We are thrilled to announce that Cordon Sanitaire, an installation of willow branches, woven into a spiral fence in the lower meadow of Beals Preserve, has been awarded best-in-show by art juror Lisa Barthelson. The work was conceived and built over 10 days in June by Roslindale artist Rachel Loischild.

Cordon Sanitaire by Rachel Loischild. Photo by Chelsea Bradway.

Cordon Sanitaire is a willow installation, up to ten feet tall in places and forty feet long, that moves through the meadow in curves and undulations. The work draws on a specific and largely forgotten history: the wattle enclosures built around plague villages in medieval and early modern Europe, constructed to seal the sick inside and protect those beyond the boundary. The fence was at once an act of care and an act of abandonment. To those outside, it marked safety. To those within, it marked the end. At that scale, in those villages, wattle fencing was an ordinary material turned toward an extraordinary purpose.

The same woven willow that marked a garden or penned an animal became the boundary between the living and the dying. The fence is fully self-supporting, all materials are natural and biodegradable.

Lisa said about the installation:  “Cordon Sanitaire is powerful, relevant, visually stunning, and a work of devotion.  It is a piece that rewards both looking and lingering…an invitation to spend time moving through, around, and within.”

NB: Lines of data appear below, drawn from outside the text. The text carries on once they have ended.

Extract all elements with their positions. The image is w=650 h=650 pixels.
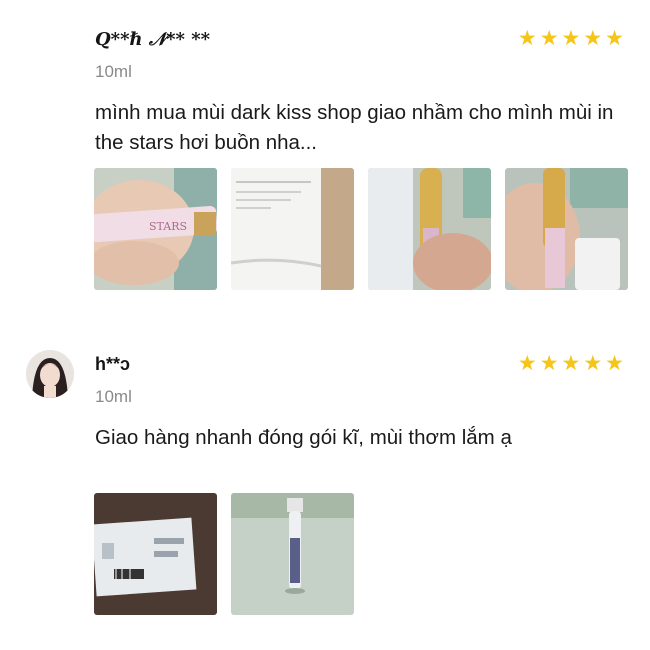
- review-photo[interactable]: STARS: [94, 168, 217, 290]
- review-photo[interactable]: [94, 493, 217, 615]
- review-text: Giao hàng nhanh đóng gói kĩ, mùi thơm lắ…: [95, 426, 512, 449]
- rating-stars: ★ ★ ★ ★ ★: [517, 27, 624, 50]
- review-item: Q**ℏ 𝒩** ** ★ ★ ★ ★ ★ 10ml mình mua mùi …: [0, 20, 650, 310]
- star-icon: ★: [517, 27, 537, 50]
- star-icon: ★: [583, 352, 603, 375]
- star-icon: ★: [561, 352, 581, 375]
- variant-label: 10ml: [95, 62, 132, 81]
- star-icon: ★: [517, 352, 537, 375]
- reviewer-name: h**ɔ: [95, 354, 131, 374]
- review-photo[interactable]: [505, 168, 628, 290]
- review-photo[interactable]: [231, 168, 354, 290]
- vial-label: STARS: [149, 220, 187, 233]
- review-photo[interactable]: [231, 493, 354, 615]
- review-text: mình mua mùi dark kiss shop giao nhầm ch…: [95, 101, 614, 154]
- avatar[interactable]: [26, 350, 74, 398]
- star-icon: ★: [539, 352, 559, 375]
- review-photos: STARS: [94, 168, 628, 290]
- variant-label: 10ml: [95, 387, 132, 406]
- rating-stars: ★ ★ ★ ★ ★: [517, 352, 624, 375]
- star-icon: ★: [561, 27, 581, 50]
- review-item: h**ɔ ★ ★ ★ ★ ★ 10ml Giao hàng nhanh đóng…: [0, 345, 650, 635]
- reviewer-name: Q**ℏ 𝒩** **: [95, 29, 211, 50]
- review-photos: [94, 493, 354, 615]
- star-icon: ★: [583, 27, 603, 50]
- star-icon: ★: [605, 352, 624, 375]
- star-icon: ★: [605, 27, 624, 50]
- review-photo[interactable]: [368, 168, 491, 290]
- star-icon: ★: [539, 27, 559, 50]
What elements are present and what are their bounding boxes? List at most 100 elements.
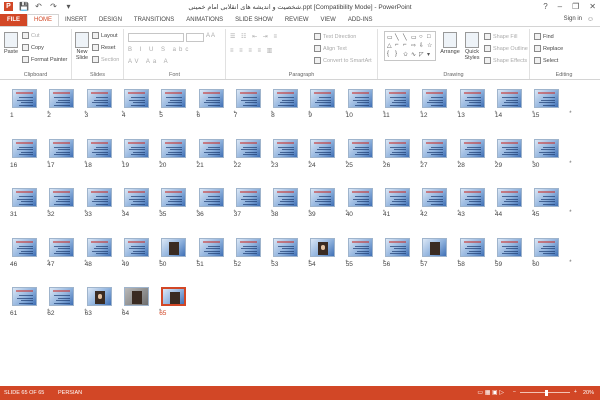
textbox-shape-icon[interactable]: ▭ xyxy=(387,34,394,41)
copy-button[interactable]: Copy xyxy=(22,44,44,51)
slide-thumbnail[interactable]: 61 * xyxy=(10,287,49,317)
slide-thumbnail[interactable]: 34 * xyxy=(122,188,161,218)
format-painter-button[interactable]: Format Painter xyxy=(22,56,67,63)
cut-button[interactable]: Cut xyxy=(22,32,40,39)
slide-thumbnail[interactable]: 13 * xyxy=(458,89,497,119)
slide-thumbnail[interactable]: 55 * xyxy=(346,237,385,268)
tab-transitions[interactable]: TRANSITIONS xyxy=(128,14,180,26)
reset-button[interactable]: Reset xyxy=(92,44,115,51)
help-icon[interactable]: ? xyxy=(543,2,547,11)
select-button[interactable]: Select xyxy=(534,57,558,64)
slide-thumbnail[interactable]: 63 * xyxy=(85,287,124,317)
connector-shape-icon[interactable]: ⌐ xyxy=(395,42,402,49)
paste-button[interactable]: Paste xyxy=(3,32,19,55)
shape-fill-button[interactable]: Shape Fill xyxy=(484,33,517,40)
alignment-buttons[interactable]: ≡ ≡ ≡ ≡ ▥ xyxy=(230,47,274,54)
slide-thumbnail[interactable]: 43 * xyxy=(458,188,497,218)
minimize-button[interactable]: – xyxy=(558,2,562,11)
slide-thumbnail[interactable]: 9 * xyxy=(308,89,348,119)
slide-thumbnail[interactable]: 1 * xyxy=(10,89,49,119)
zoom-level[interactable]: 20% xyxy=(583,390,594,396)
replace-button[interactable]: Replace xyxy=(534,45,563,52)
convert-smartart-button[interactable]: Convert to SmartArt xyxy=(314,57,372,64)
slide-thumbnail[interactable]: 33 * xyxy=(85,188,124,218)
slide-thumbnail[interactable]: 23 * xyxy=(271,138,310,169)
zoom-out-button[interactable]: − xyxy=(513,389,516,395)
slide-thumbnail[interactable]: 27 * xyxy=(420,138,460,169)
slide-thumbnail[interactable]: 24 * xyxy=(308,138,348,169)
tab-file[interactable]: FILE xyxy=(0,14,27,26)
slide-thumbnail[interactable]: 46 * xyxy=(10,237,49,268)
close-button[interactable]: ✕ xyxy=(589,2,596,11)
font-size-controls[interactable]: A A xyxy=(206,33,215,39)
slide-thumbnail[interactable]: 4 * xyxy=(122,89,161,119)
slide-thumbnail[interactable]: 42 * xyxy=(420,188,460,218)
font-name-box[interactable] xyxy=(128,33,184,42)
triangle-shape-icon[interactable]: △ xyxy=(387,42,394,49)
tab-animations[interactable]: ANIMATIONS xyxy=(180,14,229,26)
slide-thumbnail[interactable]: 39 * xyxy=(308,188,348,218)
rect-shape-icon[interactable]: ▭ xyxy=(411,34,418,41)
slide-thumbnail[interactable]: 60 * xyxy=(532,237,572,268)
slide-thumbnail[interactable]: 7 * xyxy=(234,89,273,119)
tab-review[interactable]: REVIEW xyxy=(279,14,315,26)
star-shape-icon[interactable]: ✩ xyxy=(403,51,410,58)
slide-thumbnail[interactable]: 14 * xyxy=(495,89,534,119)
slide-thumbnail[interactable]: 19 * xyxy=(122,138,161,169)
line-shape-icon[interactable]: ╲ xyxy=(395,34,402,41)
slide-thumbnail[interactable]: 32 * xyxy=(47,188,87,218)
font-color-buttons[interactable]: AV Aa A xyxy=(128,59,171,65)
arrange-button[interactable]: Arrange xyxy=(440,32,460,55)
slide-thumbnail[interactable]: 40 * xyxy=(346,188,385,218)
connector-shape-icon[interactable]: ⌐ xyxy=(403,42,410,49)
slide-thumbnail[interactable]: 65 xyxy=(159,287,187,317)
tab-design[interactable]: DESIGN xyxy=(93,14,128,26)
slide-thumbnail[interactable]: 58 * xyxy=(458,237,497,268)
slide-thumbnail[interactable]: 25 * xyxy=(346,138,385,169)
arrow-shape-icon[interactable]: ⇨ xyxy=(411,42,418,49)
new-slide-button[interactable]: New Slide xyxy=(74,32,90,61)
slide-thumbnail[interactable]: 52 * xyxy=(234,237,273,268)
slide-thumbnail[interactable]: 22 * xyxy=(234,138,273,169)
slide-thumbnail[interactable]: 16 * xyxy=(10,138,49,169)
slide-thumbnail[interactable]: 21 * xyxy=(197,138,236,169)
list-buttons[interactable]: ☰ ☷ ⇤ ⇥ ≡ xyxy=(230,33,279,40)
slide-thumbnail[interactable]: 8 * xyxy=(271,89,310,119)
slide-thumbnail[interactable]: 30 * xyxy=(532,138,572,169)
shapes-gallery[interactable]: ▭ ╲ ╲ ▭ ○ □ △ ⌐ ⌐ ⇨ ⇩ ☆ {} ✩ ∿ ◸ ▾ xyxy=(384,31,436,61)
slide-thumbnail[interactable]: 59 * xyxy=(495,237,534,268)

Rachel Loischild makes work about places and lives shaped by histories of control, exclusion, and erasure. Trained in studio art and the social sciences, she follows these histories through research into landscapes, toward what has been obscured, taken, or left behind. She is a Massachusetts Cultural Council Fellow and has received grants from the Boston Opportunity Fund, American Aftermaths, the Puffin Foundation, and Berkshire Taconic Artist’s Resource Trust. Her work has been exhibited widely and is held in numerous public and private collections, including museum and institutional holdings that span regional and national programs.

Art Juror Lisa Barthelson is a three-time Art on the Trails exhibitor and Rutland, MA, resident. Her work is inspired by a reverence for the natural environment and a drive for sustainability, repurposing what she already owns to make art. Her mixed media, printmaking, sculpture, and installation work have been featured in New England and New York gallery and museum exhibitions. She received a 2022 Finalist Artist Fellowship Grant in Drawing & Printmaking from the Massachusetts Cultural Council. The site-specific sculpture: ’hangling, family debris’ was purchased by the Newport Art Museum for their Permanent Collection. Barthelson works from her studio in Worcester, MA.